001 Weight 0 003 0 002 to 0 004 <0 001 Baseline DAS28 0 013 0 000

001 Weight 0.003 0.002 to 0.004 <0.001 Baseline DAS28 0.013 0.000 to 0.025 0.05 AUC DAS28 −0.021 −0.035 to −0.007 <0.01 Age × treatment with prednisone 0.002 check details 0.000 to 0.004 0.04 This mixed model includes 167 patients (71 % of the trial population) with 429 sBMD measurements. Fixed effects, except for the beta’s of the different study centers, are described in the table. Study center, female gender, higher age, lower weight, higher DAS28 during the trial, and treatment with placebo at lower age were significantly related with lower sBMD values at

the left hip sBMD standardized bone mineral BI 2536 density, CI confidence interval, DAS28 disease activity score based on 28 joints, AUC area under the curve Furthermore, disease severity was of influence, reflected by the negative influence on sBMD of higher DAS28 (included in the model as area under the curve of all DAS28 measurements during the complete trial period) for the lumbar spine and hip. A rheumatoid factor positive status did negatively influence the sBMD at the lumbar spine, but not at the hip.
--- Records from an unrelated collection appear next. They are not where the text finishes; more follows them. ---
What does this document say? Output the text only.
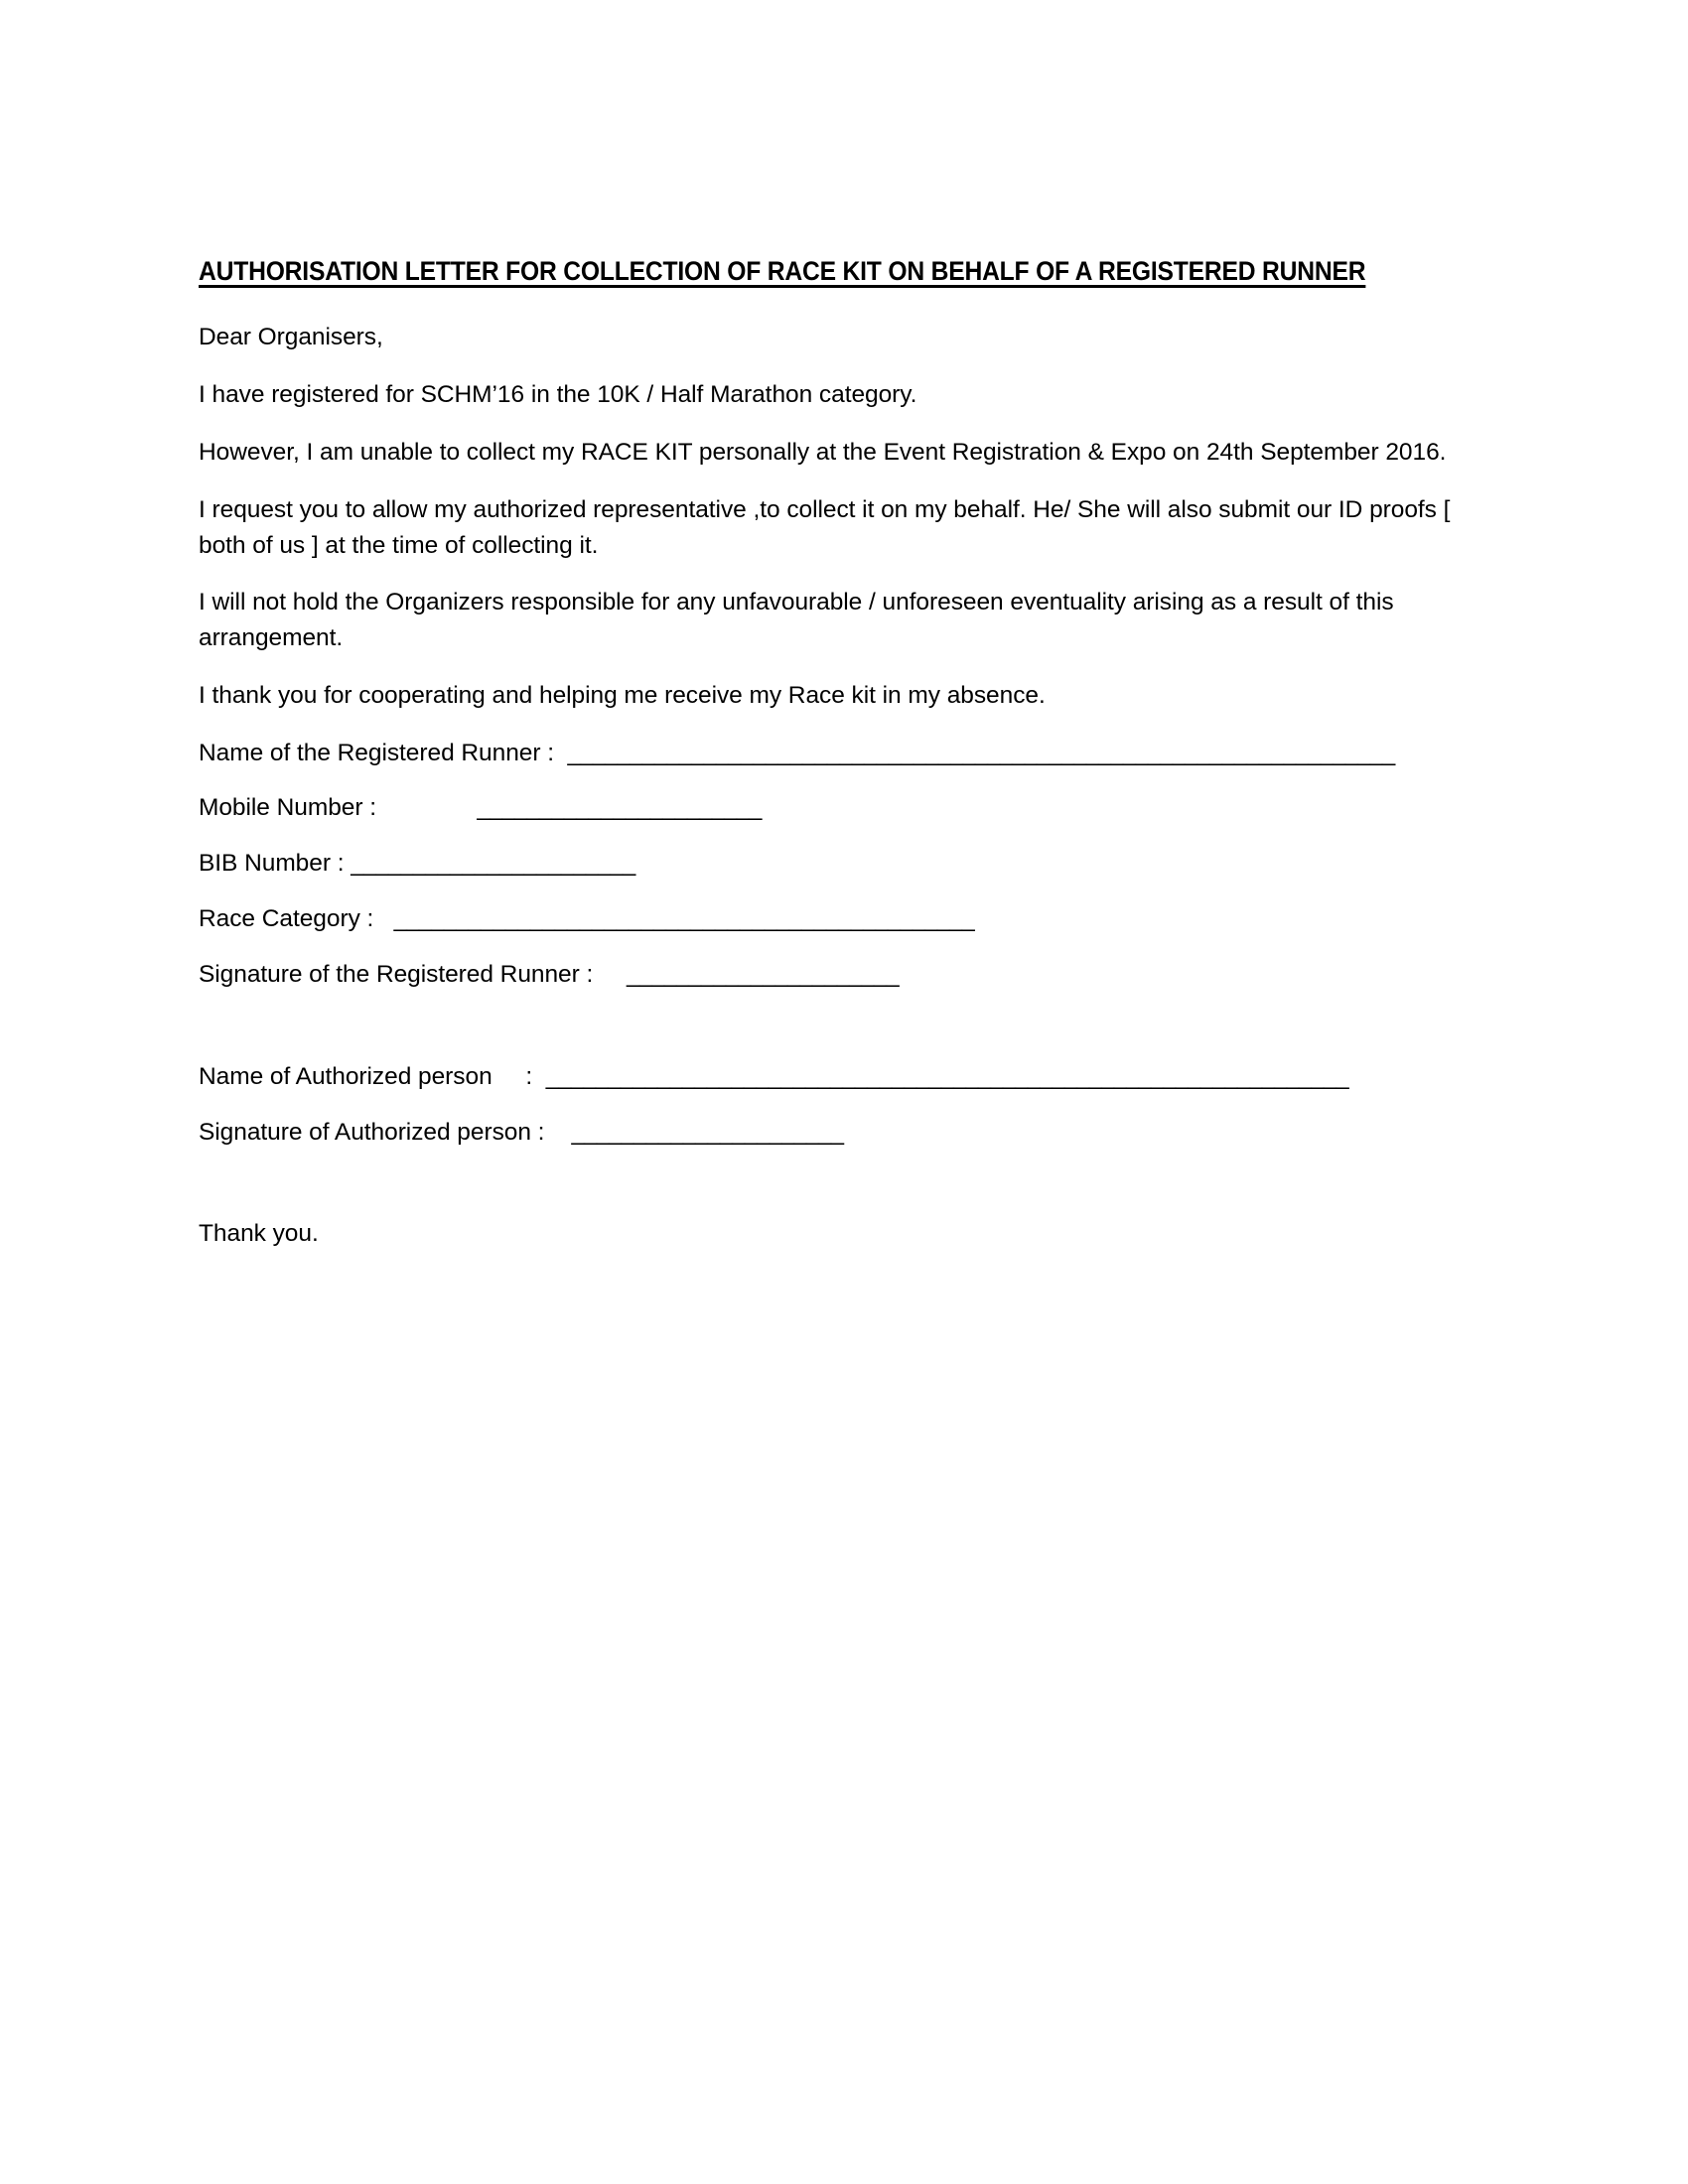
AUTHORISATION LETTER FOR COLLECTION OF RACE KIT ON BEHALF OF A REGISTERED RUNNER

Dear Organisers,

I have registered for SCHM’16 in the 10K / Half Marathon category.

However, I am unable to collect my RACE KIT personally at the Event Registration & Expo on 24th September 2016.

I request you to allow my authorized representative ,to collect it on my behalf. He/ She will also submit our ID proofs [ both of us ] at the time of collecting it.

I will not hold the Organizers responsible for any unfavourable / unforeseen eventuality arising as a result of this arrangement.

I thank you for cooperating and helping me receive my Race kit in my absence.

Name of the Registered Runner :  ___________________________________________________________________
Mobile Number :               _______________________
BIB Number : _______________________
Race Category :   _______________________________________________
Signature of the Registered Runner :     ______________________
Name of Authorized person     :  _________________________________________________________________
Signature of Authorized person :    ______________________

Thank you.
If the model

for lumbar sBMD was created without the variable “rheumatoid factor,” the model included 170 instead of 145 patients (72 % instead of 61 % of the original trial population). In that case, age and weight were still significantly associated with lumbar sBMD values, but the influence of DAS28 during the trial was just not significant anymore. If the mixed models were created with baseline SHS and progression of SHS during the trial instead of DAS28 measurements, EX 527 in vivo a significant influence of progression of SHS was found (beta −0.007, 95 % CI of beta −0.014 to −0.001, p = 0.03) at the lumbar spine, but not at the hip. Anti-TNF alpha treatment During the Interleukin-2 receptor trial, in 58 patients, adalimumab was added to the strategy during the trial as protocolized strategy step because of insufficient response to treatment

with methotrexate and prednisone or placebo. DXA scans at 0, 1, and 2 years were performed in respectively 76, 84 and 71 % of these patients. Of the patients who needed adalimumab, only 16 (28 %) had been treated with prednisone. Patients who needed adalimumab co-therapy had a significantly lower baseline sBMD at the hip (mean 0.89 ± 0.14 SD versus mean 0.94 ± 0.15 SD, p = 0.04) but not at the lumbar spine. When we included the number of adalimumab injections into the models, we found a positive impact of the number of adalimumab injections on sBMD in the lumbar spine (beta 0.003, 95 % CI of beta 0.000 to 0.006, p = 0.03), while the influences of other variables stayed unchanged. At the hip, the number of adalimumab injections was associated with a decrease in sBMD (beta −0.003, 95 % CI of beta −0.004 to −0.001, p < 0.01), while the influence of gender was not significant anymore.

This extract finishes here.